Little Fugitive (Engel, Orkin, Ashbury)
Summer is traditionally a horrible time for film fans. Months away from Oscar season, movie studios churn out sappy rom-coms and family favourites, filling cinemas with armies of amorous teenage couples and knee-high popcorn throwers.
Thankfully, Barcelona is far kinder to fans of the big screen. In recent years, outdoor cinemas have been popping up all over the place during the summer months and just as Sala Montjuïc is packing up its deckchairs for another year, CCCBs much-respected Gandules film festival whirrs into action.
Gandules is nothing short of a delight for film buffs. With not a Hollywood blockbuster in sight, free entrance and a big screen in the quiet surrounds of CCCB’s terrace, Gandules is sure to have wannabe auteurs stroking their chins with pleasure.

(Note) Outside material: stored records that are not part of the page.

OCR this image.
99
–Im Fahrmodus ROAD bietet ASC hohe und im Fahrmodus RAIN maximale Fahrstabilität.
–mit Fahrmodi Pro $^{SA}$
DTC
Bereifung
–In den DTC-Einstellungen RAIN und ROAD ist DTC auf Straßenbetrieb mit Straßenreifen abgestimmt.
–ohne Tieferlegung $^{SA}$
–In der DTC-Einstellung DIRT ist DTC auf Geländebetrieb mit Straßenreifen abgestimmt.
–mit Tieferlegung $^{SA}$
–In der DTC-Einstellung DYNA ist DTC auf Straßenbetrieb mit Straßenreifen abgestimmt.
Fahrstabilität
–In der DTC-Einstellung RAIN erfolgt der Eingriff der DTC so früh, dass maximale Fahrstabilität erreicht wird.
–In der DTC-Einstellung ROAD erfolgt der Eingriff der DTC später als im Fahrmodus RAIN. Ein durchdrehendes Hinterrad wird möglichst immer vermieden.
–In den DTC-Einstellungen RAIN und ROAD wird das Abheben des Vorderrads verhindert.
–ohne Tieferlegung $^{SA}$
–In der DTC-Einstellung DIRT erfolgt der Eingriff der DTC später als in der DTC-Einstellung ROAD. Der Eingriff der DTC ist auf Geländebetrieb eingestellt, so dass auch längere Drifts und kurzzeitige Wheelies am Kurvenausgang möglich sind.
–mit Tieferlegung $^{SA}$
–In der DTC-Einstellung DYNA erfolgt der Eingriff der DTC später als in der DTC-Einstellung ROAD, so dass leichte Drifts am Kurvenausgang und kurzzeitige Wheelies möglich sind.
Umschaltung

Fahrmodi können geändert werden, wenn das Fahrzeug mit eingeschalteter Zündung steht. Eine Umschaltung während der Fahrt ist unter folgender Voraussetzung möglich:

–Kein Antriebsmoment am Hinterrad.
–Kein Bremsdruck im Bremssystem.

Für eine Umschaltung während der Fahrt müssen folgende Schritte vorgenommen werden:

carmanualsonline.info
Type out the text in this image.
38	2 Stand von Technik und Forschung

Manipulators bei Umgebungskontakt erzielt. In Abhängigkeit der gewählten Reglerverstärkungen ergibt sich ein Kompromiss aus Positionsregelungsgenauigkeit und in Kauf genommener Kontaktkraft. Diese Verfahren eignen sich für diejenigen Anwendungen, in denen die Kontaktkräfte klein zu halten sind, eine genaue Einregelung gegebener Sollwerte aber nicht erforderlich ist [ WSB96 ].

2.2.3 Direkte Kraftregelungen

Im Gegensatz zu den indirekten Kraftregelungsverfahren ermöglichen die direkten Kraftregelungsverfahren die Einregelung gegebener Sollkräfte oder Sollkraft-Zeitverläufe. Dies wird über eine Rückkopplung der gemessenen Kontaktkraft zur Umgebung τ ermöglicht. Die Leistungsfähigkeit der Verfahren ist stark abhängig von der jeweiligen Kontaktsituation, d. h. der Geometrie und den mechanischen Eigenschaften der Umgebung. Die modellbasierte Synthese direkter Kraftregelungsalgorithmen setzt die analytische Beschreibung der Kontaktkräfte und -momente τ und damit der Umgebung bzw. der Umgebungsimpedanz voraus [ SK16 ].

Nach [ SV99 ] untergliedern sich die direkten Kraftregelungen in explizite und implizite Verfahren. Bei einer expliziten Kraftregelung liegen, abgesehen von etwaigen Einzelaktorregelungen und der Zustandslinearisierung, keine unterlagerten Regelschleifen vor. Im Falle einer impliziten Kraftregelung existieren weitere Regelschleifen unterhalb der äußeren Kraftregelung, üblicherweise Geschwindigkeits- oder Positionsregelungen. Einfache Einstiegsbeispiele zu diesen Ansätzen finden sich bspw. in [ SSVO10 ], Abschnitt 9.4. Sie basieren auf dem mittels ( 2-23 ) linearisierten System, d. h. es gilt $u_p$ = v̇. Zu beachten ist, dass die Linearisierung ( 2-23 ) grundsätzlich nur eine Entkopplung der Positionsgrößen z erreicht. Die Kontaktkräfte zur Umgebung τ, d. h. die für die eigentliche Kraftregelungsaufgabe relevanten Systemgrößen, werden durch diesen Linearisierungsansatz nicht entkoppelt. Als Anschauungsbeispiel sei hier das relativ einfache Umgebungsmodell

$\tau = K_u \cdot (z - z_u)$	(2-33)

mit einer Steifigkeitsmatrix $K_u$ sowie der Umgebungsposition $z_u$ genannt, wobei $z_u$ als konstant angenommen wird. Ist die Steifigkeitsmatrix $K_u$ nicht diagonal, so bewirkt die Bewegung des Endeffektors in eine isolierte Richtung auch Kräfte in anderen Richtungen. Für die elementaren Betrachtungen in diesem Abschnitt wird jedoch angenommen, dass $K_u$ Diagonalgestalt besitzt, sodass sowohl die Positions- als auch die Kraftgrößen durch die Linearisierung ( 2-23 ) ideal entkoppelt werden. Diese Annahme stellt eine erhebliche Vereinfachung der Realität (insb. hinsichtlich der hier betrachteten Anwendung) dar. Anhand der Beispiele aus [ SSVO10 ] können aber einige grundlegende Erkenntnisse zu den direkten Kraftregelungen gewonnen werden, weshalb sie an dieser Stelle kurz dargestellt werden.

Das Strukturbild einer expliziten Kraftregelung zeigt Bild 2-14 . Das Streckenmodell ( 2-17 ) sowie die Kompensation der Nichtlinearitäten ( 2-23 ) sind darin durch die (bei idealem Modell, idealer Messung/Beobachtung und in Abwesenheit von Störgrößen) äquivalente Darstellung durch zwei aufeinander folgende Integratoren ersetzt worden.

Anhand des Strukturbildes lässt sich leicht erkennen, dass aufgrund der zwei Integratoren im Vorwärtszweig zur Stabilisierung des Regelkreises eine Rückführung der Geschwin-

This year’s festival, entitled Lost, Lost, Lost, ties in nicely with the CCCB’s gallery exhibition, Per Laberints. All the chosen films depict labyrinths of one sort or another; be they invisible ones that trap people in a specific time or place or imaginary ones from which they are trying to escape.
First up, is Barbara Loden’s neglected masterpiece Wanda (August 3rd). A harsh, listless road movie set in the rust-belt of Pennsylvania, this low-budget, cult classic follows the aimless journey of a woman who is desperate to leave behind the monotony of her family life.
Jean-Luc Godard’s 1965 science-fiction film noir Alphaville (4th) is just the thing for giving you the chills on a sticky summer night. Shot in black and white on the streets of Paris, Godard transforms the French capital into a dehumanised city of cold winters and huge buildings, where emotional expression is banned. Eddie Constantine plays the trench-coat wearing secret agent whose mission it is to destroy Alphaville and its dictatorial computer, Alpha 60.
Week two of the festival focuses on the claustrophobia of class ties, with the work of not one but two heavyweight directors. Luis Buñuel’s 1962 film El ángel exterminador (10th) is a hard-hitting critique of bourgeoisie sensibilities set around a dinner party that no-one can leave, while Rainer Werner Fassbinder’s Fox and his Friends (11th) depicts the homosexual love affair between a humble working-class man and a ruthless high-society heartbreaker.
Other festival highlights include David Lynch’s maddeningly mystifying Lost Highway (18th) and Morris Engel, Ruth Orkin and Ray Ashbury’s 1953 film Little Fugitive (26th)—described by French film legend François Truffaut as the inspiration behind the French New Wave. In place of irksome trailers, they’ll be showing a short film to settle you in. Preceding Little Fugitive is the première of a Gandules-produced short, Shaban i Subhan, about two children who turn the Raval into a summer playground during the long school holidays.
Films are screened every Tuesday, Wednesday and Thursday throughout August at 10pm in The Pati de les Dones at the CCCB. All films are in original version with subtitles in Spanish or Catalan. www.cccb.org.